Fleisch vor Kohlenhydraten

Fleisch bevorzugt

Die meisten Männer bevorzugen bei der Ernährung Proteine. Kohlenhydrathaltige Beilagen, wie Nudeln, Kartoffeln und Reis werden zwar nicht verschmäht, aber dennoch nicht so gerne verzehrt. Die meisten Männer greifen lieber zu einem handfesten Fleischstück, als zu einem vegetarischen Eintopf.

Eine gesunde und ausgewogene Ernährung ist wichtig

Für jeden Menschen ist eine gesunde und ausgewogene Ernährung wichtig, auch für Männer. Dass Sie gerne Fleisch mögen, muss kein Fehler sein. Im Fleisch befinden sich, je nach Tierart, hochwertige Proteine, Vitamine, Mineralien und Spurenelemente, die kohlenhydrathaltige Kost Ihnen nicht bieten kann. Genau aus diesem Grund tun sich manche Vegetarier und Veganer schwer, diese wichtigen Inhaltsstoffe des Fleisches mit Gemüse- und Obstsorten zu ersetzen. Wichtig ist aber auch, dass Sie beim Fleischeinkauf auf Qualität achten.

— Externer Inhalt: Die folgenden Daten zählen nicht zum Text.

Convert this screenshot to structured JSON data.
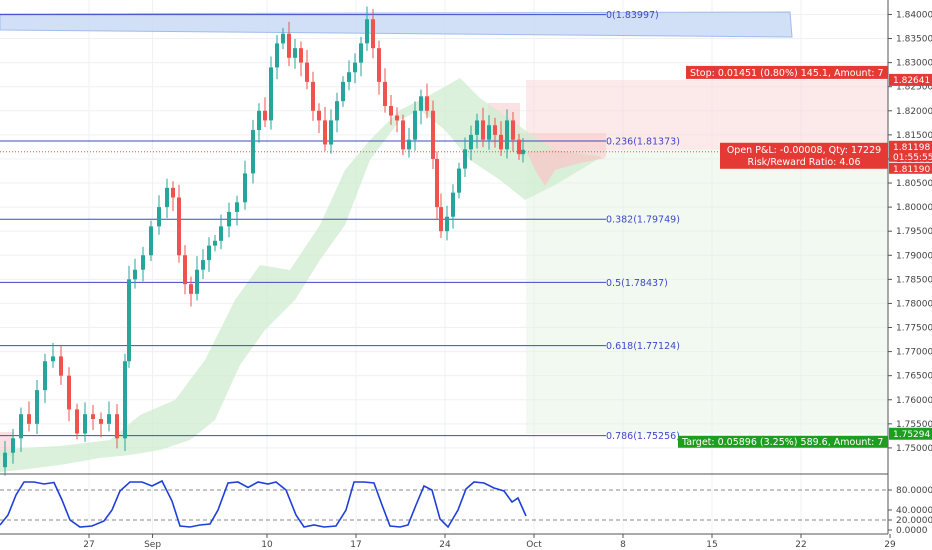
{
  "chart_data": {
    "type": "candlestick",
    "price_axis": {
      "min": 1.745,
      "max": 1.843,
      "ticks": [
        "1.84000",
        "1.83500",
        "1.83000",
        "1.82500",
        "1.82000",
        "1.81500",
        "1.81000",
        "1.80500",
        "1.80000",
        "1.79500",
        "1.79000",
        "1.78500",
        "1.78000",
        "1.77500",
        "1.77000",
        "1.76500",
        "1.76000",
        "1.75500",
        "1.75000"
      ]
    },
    "time_axis": {
      "labels": [
        {
          "text": "27",
          "day": 27
        },
        {
          "text": "Sep",
          "day": 32
        },
        {
          "text": "10",
          "day": 41
        },
        {
          "text": "17",
          "day": 48
        },
        {
          "text": "24",
          "day": 55
        },
        {
          "text": "Oct",
          "day": 62
        },
        {
          "text": "8",
          "day": 69
        },
        {
          "text": "15",
          "day": 76
        },
        {
          "text": "22",
          "day": 83
        },
        {
          "text": "29",
          "day": 90
        }
      ]
    },
    "fib_levels": [
      {
        "label": "0(1.83997)",
        "price": 1.83997
      },
      {
        "label": "0.236(1.81373)",
        "price": 1.81373
      },
      {
        "label": "0.382(1.79749)",
        "price": 1.79749
      },
      {
        "label": "0.5(1.78437)",
        "price": 1.78437
      },
      {
        "label": "0.618(1.77124)",
        "price": 1.77124
      },
      {
        "label": "0.786(1.75256)",
        "price": 1.75256
      }
    ],
    "position": {
      "entry": 1.8119,
      "stop": 1.82641,
      "target": 1.75294,
      "stop_text": "Stop: 0.01451 (0.80%) 145.1, Amount: 7",
      "target_text": "Target: 0.05896 (3.25%) 589.6, Amount: 7",
      "pnl_text": "Open P&L: -0.00008, Qty: 17229",
      "rr_text": "Risk/Reward Ratio: 4.06"
    },
    "price_tags": {
      "stop": "1.82641",
      "last": "1.81198",
      "countdown": "01:55:55",
      "entry": "1.81190",
      "target": "1.75294"
    },
    "oscillator": {
      "min": 0,
      "max": 100,
      "ticks": [
        "80.0000",
        "40.0000",
        "20.0000",
        "0.0000"
      ],
      "upper_band": 80,
      "lower_band": 20
    },
    "colors": {
      "up": "#26a69a",
      "down": "#ef5350",
      "fib": "#3f48c8",
      "stop": "#e53935",
      "target": "#1e9e1e",
      "cloud": "#cfeccf",
      "osc": "#1f3fd8"
    }
  }
}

Warum Qualität so wichtig ist

Im Fleisch eines Tieres finden Sie die Bestandteile wieder, die das Tier zu Lebzeiten zu sich genommen hat. Landwirte, die ihren Tieren viele Antibiotika verabreichen, können nicht verhindern, dass nach dem Schlachten Medikamentenrückstände im Fleisch zu finden sind. Je mehr minderwertiges Fleisch Sie verzehren, desto mehr Medikamentenrückstände nehmen Sie auf. Diese Medikamentenrückstände können sich negativ auf Ihren Organismus auswirken. Schweine z. B., die Östrogene erhalten haben, können diese vor dem Schlachten nicht mehr ausscheiden. Männer, die dieses Fleisch essen, wundern sich nach einiger Zeit über eine beginnende Verweiblichung des Körpers.

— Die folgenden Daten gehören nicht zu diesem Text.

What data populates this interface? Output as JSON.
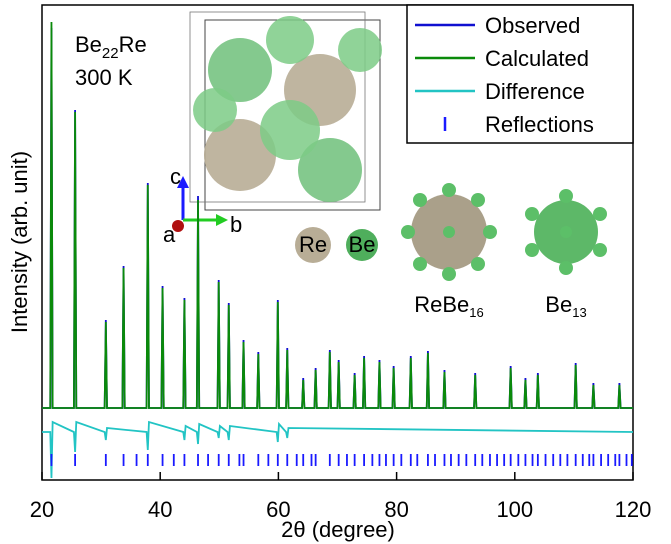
{
  "chart_data": {
    "type": "line",
    "x_label": "2θ (degree)",
    "y_label": "Intensity (arb. unit)",
    "sample_label": [
      "Be",
      "22",
      "Re"
    ],
    "temperature": "300 K",
    "structure_labels": {
      "axis_c": "c",
      "axis_a": "a",
      "axis_b": "b",
      "atom_re": "Re",
      "atom_be": "Be",
      "cluster_1": [
        "ReBe",
        "16"
      ],
      "cluster_2": [
        "Be",
        "13"
      ]
    },
    "xlim": [
      20,
      120
    ],
    "xticks": [
      20,
      40,
      60,
      80,
      100,
      120
    ],
    "ylim": [
      -72,
      403
    ],
    "legend": "upper right",
    "series": [
      {
        "name": "Observed",
        "color": "#1010d0",
        "style": "line",
        "x": [
          20,
          21.4,
          21.6,
          21.8,
          25.4,
          25.6,
          25.8,
          30.6,
          30.8,
          31,
          33.6,
          33.8,
          34,
          37.7,
          37.9,
          38.1,
          40.2,
          40.4,
          40.6,
          43.9,
          44.1,
          44.3,
          46.2,
          46.4,
          46.6,
          49.7,
          49.9,
          50.1,
          51.4,
          51.6,
          51.8,
          53.9,
          54.1,
          54.3,
          56.4,
          56.6,
          56.8,
          59.7,
          59.9,
          60.1,
          61.3,
          61.5,
          61.7,
          64,
          64.2,
          64.4,
          66.1,
          66.3,
          66.5,
          68.5,
          68.7,
          68.9,
          70,
          70.2,
          70.4,
          72.7,
          72.9,
          73.1,
          74.3,
          74.5,
          74.7,
          76.9,
          77.1,
          77.3,
          79.3,
          79.5,
          79.7,
          82.2,
          82.4,
          82.6,
          85.1,
          85.3,
          85.5,
          87.9,
          88.1,
          88.3,
          93.1,
          93.3,
          93.5,
          99.1,
          99.3,
          99.5,
          101.6,
          101.8,
          102,
          103.7,
          103.9,
          104.1,
          110.1,
          110.3,
          110.5,
          113.1,
          113.3,
          113.5,
          117.5,
          117.7,
          117.9,
          120
        ],
        "values": [
          0,
          0,
          380,
          0,
          0,
          298,
          0,
          0,
          88,
          0,
          0,
          142,
          0,
          0,
          225,
          0,
          0,
          122,
          0,
          0,
          110,
          0,
          0,
          212,
          0,
          0,
          128,
          0,
          0,
          105,
          0,
          0,
          68,
          0,
          0,
          56,
          0,
          0,
          108,
          0,
          0,
          60,
          0,
          0,
          30,
          0,
          0,
          40,
          0,
          0,
          58,
          0,
          0,
          48,
          0,
          0,
          35,
          0,
          0,
          52,
          0,
          0,
          48,
          0,
          0,
          42,
          0,
          0,
          52,
          0,
          0,
          57,
          0,
          0,
          38,
          0,
          0,
          35,
          0,
          0,
          42,
          0,
          0,
          30,
          0,
          0,
          35,
          0,
          0,
          45,
          0,
          0,
          25,
          0,
          0,
          25,
          0,
          0
        ]
      },
      {
        "name": "Calculated",
        "color": "#0a8a0a",
        "style": "line",
        "x": [
          20,
          21.4,
          21.6,
          21.8,
          25.4,
          25.6,
          25.8,
          30.6,
          30.8,
          31,
          33.6,
          33.8,
          34,
          37.7,
          37.9,
          38.1,
          40.2,
          40.4,
          40.6,
          43.9,
          44.1,
          44.3,
          46.2,
          46.4,
          46.6,
          49.7,
          49.9,
          50.1,
          51.4,
          51.6,
          51.8,
          53.9,
          54.1,
          54.3,
          56.4,
          56.6,
          56.8,
          59.7,
          59.9,
          60.1,
          61.3,
          61.5,
          61.7,
          64,
          64.2,
          64.4,
          66.1,
          66.3,
          66.5,
          68.5,
          68.7,
          68.9,
          70,
          70.2,
          70.4,
          72.7,
          72.9,
          73.1,
          74.3,
          74.5,
          74.7,
          76.9,
          77.1,
          77.3,
          79.3,
          79.5,
          79.7,
          82.2,
          82.4,
          82.6,
          85.1,
          85.3,
          85.5,
          87.9,
          88.1,
          88.3,
          93.1,
          93.3,
          93.5,
          99.1,
          99.3,
          99.5,
          101.6,
          101.8,
          102,
          103.7,
          103.9,
          104.1,
          110.1,
          110.3,
          110.5,
          113.1,
          113.3,
          113.5,
          117.5,
          117.7,
          117.9,
          120
        ],
        "values": [
          0,
          0,
          386,
          0,
          0,
          296,
          0,
          0,
          86,
          0,
          0,
          140,
          0,
          0,
          223,
          0,
          0,
          120,
          0,
          0,
          108,
          0,
          0,
          208,
          0,
          0,
          126,
          0,
          0,
          103,
          0,
          0,
          66,
          0,
          0,
          54,
          0,
          0,
          106,
          0,
          0,
          58,
          0,
          0,
          28,
          0,
          0,
          38,
          0,
          0,
          56,
          0,
          0,
          46,
          0,
          0,
          33,
          0,
          0,
          50,
          0,
          0,
          46,
          0,
          0,
          40,
          0,
          0,
          50,
          0,
          0,
          55,
          0,
          0,
          36,
          0,
          0,
          33,
          0,
          0,
          40,
          0,
          0,
          28,
          0,
          0,
          33,
          0,
          0,
          43,
          0,
          0,
          23,
          0,
          0,
          23,
          0,
          0
        ]
      },
      {
        "name": "Difference",
        "color": "#22c4c4",
        "style": "line",
        "x": [
          20,
          21.4,
          21.6,
          21.8,
          25.4,
          25.6,
          25.8,
          30.6,
          30.8,
          31,
          37.7,
          37.9,
          38.1,
          43.9,
          44.1,
          44.3,
          46.2,
          46.4,
          46.6,
          49.7,
          49.9,
          50.1,
          51.4,
          51.6,
          51.8,
          59.7,
          59.9,
          60.1,
          61.3,
          61.5,
          61.7,
          120
        ],
        "values": [
          -24,
          -24,
          -70,
          -14,
          -24,
          -44,
          -14,
          -24,
          -32,
          -20,
          -24,
          -42,
          -14,
          -24,
          -32,
          -18,
          -24,
          -36,
          -16,
          -24,
          -30,
          -18,
          -24,
          -32,
          -18,
          -24,
          -34,
          -16,
          -24,
          -30,
          -20,
          -24
        ]
      },
      {
        "name": "Reflections",
        "color": "#1a1aff",
        "style": "ticks",
        "x": [
          21.6,
          25.6,
          30.8,
          33.8,
          36,
          37.9,
          40.4,
          42.3,
          44.1,
          46.4,
          48.1,
          49.9,
          51.6,
          53.4,
          54.1,
          56.6,
          58.3,
          59.9,
          61.5,
          63.1,
          64.2,
          65.6,
          66.3,
          68.7,
          70.2,
          71.6,
          72.9,
          74.5,
          75.9,
          77.1,
          78.2,
          79.5,
          80.8,
          82.4,
          83.5,
          85.3,
          86.5,
          88.1,
          89.2,
          90.5,
          91.8,
          93.3,
          94.5,
          95.8,
          97,
          98.2,
          99.3,
          100.6,
          101.8,
          103,
          103.9,
          105.2,
          106.5,
          107.7,
          108.9,
          110.3,
          111.5,
          112.6,
          113.3,
          114.6,
          115.8,
          117,
          117.7,
          118.9,
          119.8
        ],
        "values": [
          -52,
          -52,
          -52,
          -52,
          -52,
          -52,
          -52,
          -52,
          -52,
          -52,
          -52,
          -52,
          -52,
          -52,
          -52,
          -52,
          -52,
          -52,
          -52,
          -52,
          -52,
          -52,
          -52,
          -52,
          -52,
          -52,
          -52,
          -52,
          -52,
          -52,
          -52,
          -52,
          -52,
          -52,
          -52,
          -52,
          -52,
          -52,
          -52,
          -52,
          -52,
          -52,
          -52,
          -52,
          -52,
          -52,
          -52,
          -52,
          -52,
          -52,
          -52,
          -52,
          -52,
          -52,
          -52,
          -52,
          -52,
          -52,
          -52,
          -52,
          -52,
          -52,
          -52,
          -52,
          -52
        ]
      }
    ]
  }
}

Es kann sogar so weit kommen, dass Sie eine ungewollte Brustvergrösserung bei sich entdecken können. Gerade dann, wenn Sie gerne und viel Fleisch essen, sollte Ihnen die Aufzucht der Tiere nicht egal sein. Kaufen Sie daher nur noch Fleisch bei Metzgern und Bauern Ihres Vertrauens. Sie können Ihr Steak dann nicht nur besseren Gewissens verzehren, es wird auch besser schmecken. Sie werden das lästige Spritzen beim Braten der Fleischstücke sicher nicht vermissen, aber sich fragen, warum es vorher so war. Industriell verarbeitetes Schlachtvieh wird nach der Zerteilung regelrecht mit Wasser "geimpft".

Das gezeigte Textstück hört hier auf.